Our choices were to live near the ocean or in the country. We couldn’t afford what we wanted on the shore, so we headed north from New York City and found Rhinebeck N.Y., which was still two decades away from being discovered by the Clintons and the Hamptons set.

In 1980, I was just learning my trend-tracking trade. The disturbing future I was seeing unfolding in the America I loved, as well as my wife’s sickness, had turned me into a virtual recluse. I needed to be out of the loop and away from the maddening crowds to gather my thoughts and find my way. We found a small place on the top of a hill and began to learn how to grow vegetables and raise chickens. We canned over 100 quarts of tomatoes, and had enough other canned foods and frozen vegetables to get us to the next growing season.

We were so into cooking with fine locally-grown ingredients, that our day would begin with: “What are we going to have for dinner?” And although this was back in the day when only Julia Child and James Beard had cooking shows, I kept forecasting and writing about the coming renaissance in food and the proliferation of TV cooking shows.

Fine cooking was so far out of the mainstream consciousness, and the demand for high quality was so low, that the only kind of lettuce you could buy at supermarkets was iceberg.

Thus, we were, either by coincidence or by setting our inner compass, already on the path to natural healing when a new friend recommended we see a chiropractor in Woodstock.

Remember, this was 30 years ago. Chiropractors were on the leading edge of whole health healing, teaching patients how to heal themselves with herbs, diet, meditation, etc., while also recommending other alternative practitioners besides themselves, such as homeopaths, naturopaths and acupuncturists, when appropriate.

In fact, their success in helping cure patients with low-cost natural modalities was such a threat to the pharmaceutical drug-pushing-surgery-centric medical establishment, that the esteemed AMA (a.k.a., The American Medical-Mafia Association) put out a “hit” on chiropractors to destroy their profession.

Through diet and a variety of other modalities — and most importantly, her personal dedication to heal herself — my wife was cured of colitis. As I saw her change, I changed with her. Living a healthy lifestyle became our way to live.

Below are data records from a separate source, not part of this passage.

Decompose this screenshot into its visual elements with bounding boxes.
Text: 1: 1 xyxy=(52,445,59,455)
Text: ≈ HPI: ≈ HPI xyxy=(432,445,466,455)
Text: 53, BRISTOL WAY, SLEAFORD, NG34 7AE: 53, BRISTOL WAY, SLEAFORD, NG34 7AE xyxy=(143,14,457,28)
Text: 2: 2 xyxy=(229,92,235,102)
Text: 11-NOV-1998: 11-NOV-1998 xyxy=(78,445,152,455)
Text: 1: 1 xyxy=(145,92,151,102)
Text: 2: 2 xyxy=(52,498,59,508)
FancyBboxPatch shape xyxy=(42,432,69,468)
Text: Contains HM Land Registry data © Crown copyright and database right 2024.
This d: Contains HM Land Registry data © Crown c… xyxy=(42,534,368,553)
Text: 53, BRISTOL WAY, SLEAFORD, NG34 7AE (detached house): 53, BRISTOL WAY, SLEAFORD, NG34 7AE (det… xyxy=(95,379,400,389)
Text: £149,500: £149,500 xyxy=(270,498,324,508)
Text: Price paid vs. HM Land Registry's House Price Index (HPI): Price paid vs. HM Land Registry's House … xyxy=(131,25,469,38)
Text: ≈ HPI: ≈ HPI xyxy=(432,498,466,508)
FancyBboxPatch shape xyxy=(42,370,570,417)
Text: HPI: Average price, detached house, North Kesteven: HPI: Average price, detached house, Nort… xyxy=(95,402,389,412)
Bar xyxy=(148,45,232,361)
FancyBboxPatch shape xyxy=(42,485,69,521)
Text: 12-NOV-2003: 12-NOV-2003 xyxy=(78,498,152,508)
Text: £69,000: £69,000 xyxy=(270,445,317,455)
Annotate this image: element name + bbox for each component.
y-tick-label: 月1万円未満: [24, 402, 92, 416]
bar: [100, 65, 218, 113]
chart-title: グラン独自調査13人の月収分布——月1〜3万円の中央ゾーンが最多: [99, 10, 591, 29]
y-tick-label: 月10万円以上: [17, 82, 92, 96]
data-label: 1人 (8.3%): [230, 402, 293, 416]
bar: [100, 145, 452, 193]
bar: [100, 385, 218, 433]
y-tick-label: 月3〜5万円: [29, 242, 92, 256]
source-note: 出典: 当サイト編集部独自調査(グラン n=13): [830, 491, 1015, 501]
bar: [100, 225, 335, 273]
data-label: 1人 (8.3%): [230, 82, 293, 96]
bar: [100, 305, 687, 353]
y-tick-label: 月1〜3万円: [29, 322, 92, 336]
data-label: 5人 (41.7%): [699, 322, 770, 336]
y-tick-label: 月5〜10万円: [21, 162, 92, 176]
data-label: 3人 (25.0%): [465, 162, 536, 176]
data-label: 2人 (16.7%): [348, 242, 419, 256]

A springtime allergy that had given me swollen, itchy eyes since I was a teenager was cured when I omitted wheat and dairy from my diet. Naturally healed, I kicked the Sudafed habit with its common side effects (nervousness, restlessness, excitability, dizziness, headache, fear, anxiety, tremors, hallucinations, and convulsions).  Me, an Italian who eats pasta five times a week! I learned that once I broke the cycle and purged myself of what was causing the allergies, I could return to my enjoying my spaghetti and macaroni. So inspired were we of how eating properly changed our lives, the first book we helped write was “Natural Healing,” by Dr. Jack Soltanoff, Warner Books.

And, as a result of my work over the years in the fields of alternative and complementary medicine, in 2008 I was awarded an honorary doctorate degree from the National University of Health Sciences.